Last year, Ms. Whitmer, a Democrat, shut down her state due to a barrage of demonstrations. She is now attempting a new strategy, relying on personal responsibility. The coronavirus pandemic is out of control in Michigan more than anywhere else in the United States.
Workplaces, bars, churches, and family weddings are all experiencing outbreaks. The number of patients in hospitals is at an all-time high. More than 7,000 new infections are recorded every day, a sevenfold rise since late February. In addition, Michigan is home to nine of the top ten metro areas with the highest recent case rates in the world.
“Policy change alone won’t change the tide,” Ms. Whitmer said on Friday, as she asked — but did not order — that the public take a two-week break from indoor dining, in-person high school and youth sports. “We need everyone to step up and to take personal responsibility here.”
It’s an unusual occurrence in the pandemic: a high-profile Democratic governor defying doctors and epidemiologists in her state and instead urging the public to take voluntary steps to stop the virus from spreading. Restaurants and bars are operating at a reduced capacity, Detroit Tigers fans have returned to the stadium, and most schools have reopened their doors to students.
Ms. Whitmer’s current stance represents the pandemic’s changing politics, which are influenced more by public dissatisfaction with limitations and the optimism provided by vaccinations than by any rethinking about how to better contain the virus among public health officials.
Her strategy, which prioritizes individual accountability over statewide controls, may have been pulled from the playbook of a Republican elected official, and on Friday, she appeared to try to transfer blame to the Biden administration for declining her offer to send extra vaccine doses to her troubled state.
Republicans in Michigan, who dominate the State Legislature and have fought Ms. Whitmer’s decisions at every level, unexpectedly expressed support for her strategy.
Even as reports of new cases reached their late-fall peak and deaths continued to rise, State Representative Beau LaFave, a Republican from Michigan’s Upper Peninsula, said that patience for the governor’s laws had long since evaporated in his district and that Ms. Whitmer was right not to enforce additional restrictions.
“She should have been doing that this whole time,” Mr. LaFave said, “allowing individuals to do risk assessments on their own health.”
Many Democrats in Michigan seem to agree that the time for shutting down the government has passed.
Flint Mayor Sheldon Neeley expressed concern about the rapid increase in new incidents, but said he did not support sweeping restrictions from Ms. Whitmer at this time. Mr. Neeley, a Democrat, had imposed a strict curfew in his own city earlier in the pandemic, but he doubted that such measures would have the same effect now.
“Those things were effective,” he said. “I think they would be less effective if you tried to use the same tools and tactics as you did once before.”
Re-election is also hovering in the background. Michigan is a deeply divided state, and Ms. Whitmer’s seat will be up for election next year, providing Republicans with an opportunity.
“This is the biggest thing in 100 years,” Jack O’Malley, a Republican member of the Michigan House, said of the pandemic. “I would say it’s got to be 80 percent of why somebody’s going to vote or not vote for her.”
Nonetheless, as the situation worsens, a small but increasing number of doctors and public health officials are urging Ms. Whitmer to take even more drastic action.

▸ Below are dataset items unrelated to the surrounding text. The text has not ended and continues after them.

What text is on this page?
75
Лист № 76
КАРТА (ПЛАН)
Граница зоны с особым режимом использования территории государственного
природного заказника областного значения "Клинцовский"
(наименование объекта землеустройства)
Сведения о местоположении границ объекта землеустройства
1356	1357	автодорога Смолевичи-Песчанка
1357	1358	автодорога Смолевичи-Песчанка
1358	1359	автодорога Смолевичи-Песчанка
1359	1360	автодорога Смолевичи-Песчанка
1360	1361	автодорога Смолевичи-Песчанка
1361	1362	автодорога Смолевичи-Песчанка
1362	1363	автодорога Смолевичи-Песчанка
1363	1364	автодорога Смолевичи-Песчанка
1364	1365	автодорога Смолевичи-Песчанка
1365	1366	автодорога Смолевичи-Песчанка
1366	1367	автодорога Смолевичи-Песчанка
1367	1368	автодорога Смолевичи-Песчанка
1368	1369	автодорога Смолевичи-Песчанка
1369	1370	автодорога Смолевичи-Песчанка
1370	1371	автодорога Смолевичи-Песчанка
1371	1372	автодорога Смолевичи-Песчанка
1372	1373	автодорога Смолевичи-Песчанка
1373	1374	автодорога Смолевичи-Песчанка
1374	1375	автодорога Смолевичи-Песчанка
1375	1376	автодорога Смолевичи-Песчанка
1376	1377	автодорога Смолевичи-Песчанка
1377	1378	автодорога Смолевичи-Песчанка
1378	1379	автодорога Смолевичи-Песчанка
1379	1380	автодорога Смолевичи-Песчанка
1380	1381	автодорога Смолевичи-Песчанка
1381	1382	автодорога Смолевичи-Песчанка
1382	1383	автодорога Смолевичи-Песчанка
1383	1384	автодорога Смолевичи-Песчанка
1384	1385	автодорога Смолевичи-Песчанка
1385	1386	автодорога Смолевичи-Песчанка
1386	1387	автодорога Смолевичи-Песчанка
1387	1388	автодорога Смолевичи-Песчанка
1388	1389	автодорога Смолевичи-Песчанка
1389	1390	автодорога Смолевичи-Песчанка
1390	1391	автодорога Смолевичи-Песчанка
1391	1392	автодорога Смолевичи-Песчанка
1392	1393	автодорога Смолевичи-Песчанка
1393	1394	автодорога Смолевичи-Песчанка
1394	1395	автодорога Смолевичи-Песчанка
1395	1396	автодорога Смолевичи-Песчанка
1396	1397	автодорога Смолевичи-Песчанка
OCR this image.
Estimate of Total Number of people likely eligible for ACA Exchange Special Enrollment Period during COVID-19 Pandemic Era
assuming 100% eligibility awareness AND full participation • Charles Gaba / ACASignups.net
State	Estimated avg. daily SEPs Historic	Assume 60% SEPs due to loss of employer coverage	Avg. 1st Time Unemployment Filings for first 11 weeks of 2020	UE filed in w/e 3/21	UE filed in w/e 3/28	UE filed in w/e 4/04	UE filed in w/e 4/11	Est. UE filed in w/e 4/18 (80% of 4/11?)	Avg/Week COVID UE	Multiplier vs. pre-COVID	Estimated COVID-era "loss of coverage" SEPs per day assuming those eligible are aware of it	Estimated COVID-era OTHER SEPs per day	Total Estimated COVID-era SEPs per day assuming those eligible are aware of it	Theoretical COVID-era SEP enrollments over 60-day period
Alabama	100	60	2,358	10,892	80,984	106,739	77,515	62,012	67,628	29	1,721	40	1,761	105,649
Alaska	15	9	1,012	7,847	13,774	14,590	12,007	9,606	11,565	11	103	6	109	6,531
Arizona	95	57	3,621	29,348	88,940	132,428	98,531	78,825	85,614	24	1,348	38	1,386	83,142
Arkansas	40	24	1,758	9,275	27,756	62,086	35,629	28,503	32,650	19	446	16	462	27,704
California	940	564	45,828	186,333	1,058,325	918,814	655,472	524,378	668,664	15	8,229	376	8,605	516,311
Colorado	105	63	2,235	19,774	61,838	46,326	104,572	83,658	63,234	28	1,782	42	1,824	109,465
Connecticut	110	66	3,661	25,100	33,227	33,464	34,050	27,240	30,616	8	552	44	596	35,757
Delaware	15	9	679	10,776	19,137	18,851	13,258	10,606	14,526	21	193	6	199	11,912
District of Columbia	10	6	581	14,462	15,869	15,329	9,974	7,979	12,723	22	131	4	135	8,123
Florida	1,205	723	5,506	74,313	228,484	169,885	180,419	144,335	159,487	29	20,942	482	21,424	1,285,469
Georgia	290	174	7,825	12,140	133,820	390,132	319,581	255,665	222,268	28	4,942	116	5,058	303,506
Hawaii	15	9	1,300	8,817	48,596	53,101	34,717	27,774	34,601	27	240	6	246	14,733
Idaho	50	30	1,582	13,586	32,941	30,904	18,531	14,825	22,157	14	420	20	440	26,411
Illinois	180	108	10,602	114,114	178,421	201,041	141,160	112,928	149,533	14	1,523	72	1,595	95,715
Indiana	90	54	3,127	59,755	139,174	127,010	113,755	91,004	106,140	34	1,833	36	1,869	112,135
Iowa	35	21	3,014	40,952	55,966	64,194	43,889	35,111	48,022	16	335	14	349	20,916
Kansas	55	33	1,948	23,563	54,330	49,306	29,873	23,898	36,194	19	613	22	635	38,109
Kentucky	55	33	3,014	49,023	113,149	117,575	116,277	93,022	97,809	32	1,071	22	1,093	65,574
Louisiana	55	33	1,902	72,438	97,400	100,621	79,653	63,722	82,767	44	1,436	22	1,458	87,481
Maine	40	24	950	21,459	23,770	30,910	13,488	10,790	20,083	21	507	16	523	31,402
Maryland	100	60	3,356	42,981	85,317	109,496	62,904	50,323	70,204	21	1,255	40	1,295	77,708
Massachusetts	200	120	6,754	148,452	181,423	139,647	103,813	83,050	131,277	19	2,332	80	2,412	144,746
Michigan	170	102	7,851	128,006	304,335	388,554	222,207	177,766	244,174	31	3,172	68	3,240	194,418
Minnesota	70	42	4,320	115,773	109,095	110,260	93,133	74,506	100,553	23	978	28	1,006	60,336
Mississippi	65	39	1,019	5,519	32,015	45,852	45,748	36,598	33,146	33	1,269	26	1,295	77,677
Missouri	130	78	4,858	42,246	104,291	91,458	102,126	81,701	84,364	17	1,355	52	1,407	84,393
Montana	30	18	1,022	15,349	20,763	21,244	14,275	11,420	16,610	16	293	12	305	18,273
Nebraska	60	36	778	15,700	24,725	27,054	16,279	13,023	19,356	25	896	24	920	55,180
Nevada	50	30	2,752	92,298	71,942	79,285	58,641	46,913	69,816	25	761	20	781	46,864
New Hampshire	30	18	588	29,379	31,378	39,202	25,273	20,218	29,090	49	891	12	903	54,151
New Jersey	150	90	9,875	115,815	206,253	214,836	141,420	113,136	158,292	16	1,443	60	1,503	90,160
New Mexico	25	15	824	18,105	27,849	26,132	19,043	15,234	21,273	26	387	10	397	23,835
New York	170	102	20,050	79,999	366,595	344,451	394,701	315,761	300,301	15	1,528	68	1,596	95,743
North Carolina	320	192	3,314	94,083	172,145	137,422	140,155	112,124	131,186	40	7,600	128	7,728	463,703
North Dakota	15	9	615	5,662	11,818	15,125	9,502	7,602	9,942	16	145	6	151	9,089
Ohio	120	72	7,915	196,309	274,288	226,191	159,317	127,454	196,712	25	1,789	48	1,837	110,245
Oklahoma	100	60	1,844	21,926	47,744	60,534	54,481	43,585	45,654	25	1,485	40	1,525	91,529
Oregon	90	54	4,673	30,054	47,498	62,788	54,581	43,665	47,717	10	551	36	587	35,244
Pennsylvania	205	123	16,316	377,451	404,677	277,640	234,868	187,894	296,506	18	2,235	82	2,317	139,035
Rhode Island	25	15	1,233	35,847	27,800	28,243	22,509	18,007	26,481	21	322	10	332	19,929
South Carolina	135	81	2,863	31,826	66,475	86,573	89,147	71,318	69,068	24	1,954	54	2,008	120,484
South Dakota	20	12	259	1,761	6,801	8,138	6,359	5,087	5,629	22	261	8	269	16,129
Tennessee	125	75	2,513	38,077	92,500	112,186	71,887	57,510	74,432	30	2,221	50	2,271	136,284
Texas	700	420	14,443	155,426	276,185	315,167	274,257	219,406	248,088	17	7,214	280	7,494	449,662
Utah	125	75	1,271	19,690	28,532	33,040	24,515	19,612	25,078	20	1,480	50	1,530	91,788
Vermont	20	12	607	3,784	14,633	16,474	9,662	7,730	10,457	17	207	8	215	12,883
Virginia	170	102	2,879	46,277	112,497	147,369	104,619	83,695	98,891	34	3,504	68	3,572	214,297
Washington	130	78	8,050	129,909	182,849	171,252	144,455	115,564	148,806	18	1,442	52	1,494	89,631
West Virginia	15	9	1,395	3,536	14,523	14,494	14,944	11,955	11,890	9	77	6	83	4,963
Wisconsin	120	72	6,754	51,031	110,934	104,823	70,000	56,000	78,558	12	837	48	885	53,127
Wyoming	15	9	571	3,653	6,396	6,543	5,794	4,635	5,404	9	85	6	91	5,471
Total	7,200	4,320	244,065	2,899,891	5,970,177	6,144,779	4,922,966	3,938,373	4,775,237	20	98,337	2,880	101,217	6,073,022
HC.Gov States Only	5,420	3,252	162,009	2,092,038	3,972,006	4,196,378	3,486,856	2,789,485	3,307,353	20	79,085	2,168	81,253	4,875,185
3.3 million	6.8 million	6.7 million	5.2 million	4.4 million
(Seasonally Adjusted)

There is no single explanation why Michigan has been hit so hard in recent weeks, but the latest spike has been attributed in part to the B.1.1.7 variant, which was first discovered in the United Kingdom and is now widespread in the state. Recent infections indicate that small social gatherings, which are difficult to target due to government restrictions, were driving case increases. Spring break trips and youth athletic activities have emerged as areas of focus, with children responsible for a higher percentage of incidents.
A influx of coronavirus patients has put a strain on many hospitals in Michigan, causing them to postpone several elective procedures this week. Smaller, smaller hospitals had difficulty finding urban hospitals that would welcome their coronavirus patients in need of intensive-care beds. In a five-hour stretch, one doctor in Lansing admitted five such patients.
“It’s hard for me to have hope when I don’t see the basic public health precautions being implemented and sustained,” said Debra Furr-Holden, a Michigan State University epidemiologist whom Ms. Whitmer appointed to the state’s Coronavirus Task Force on Racial Disparities. “If we continue the way we’ve been going, we’re going to continue to get what we’ve been getting, which is these ebbs and flows and these spikes. It will be a vicious cycle and the vaccines will not be able to keep pace.”
As the pandemic reaches its second year, the delicate balance between politics and public health has become much more so. Residents are drained, business owners are reeling, and no other state is seeing a similar uptick, unlike last year.
There is also reason to be optimistic, as this virus outbreak differs from previous outbreaks in that one out of every three Michigan people has begun the vaccination process, and one out of every five is completely immunized. With older citizens receiving vaccines quickly, health officials believe the majority of people infected with the coronavirus are now under the age of 65, a demographic that is less susceptible.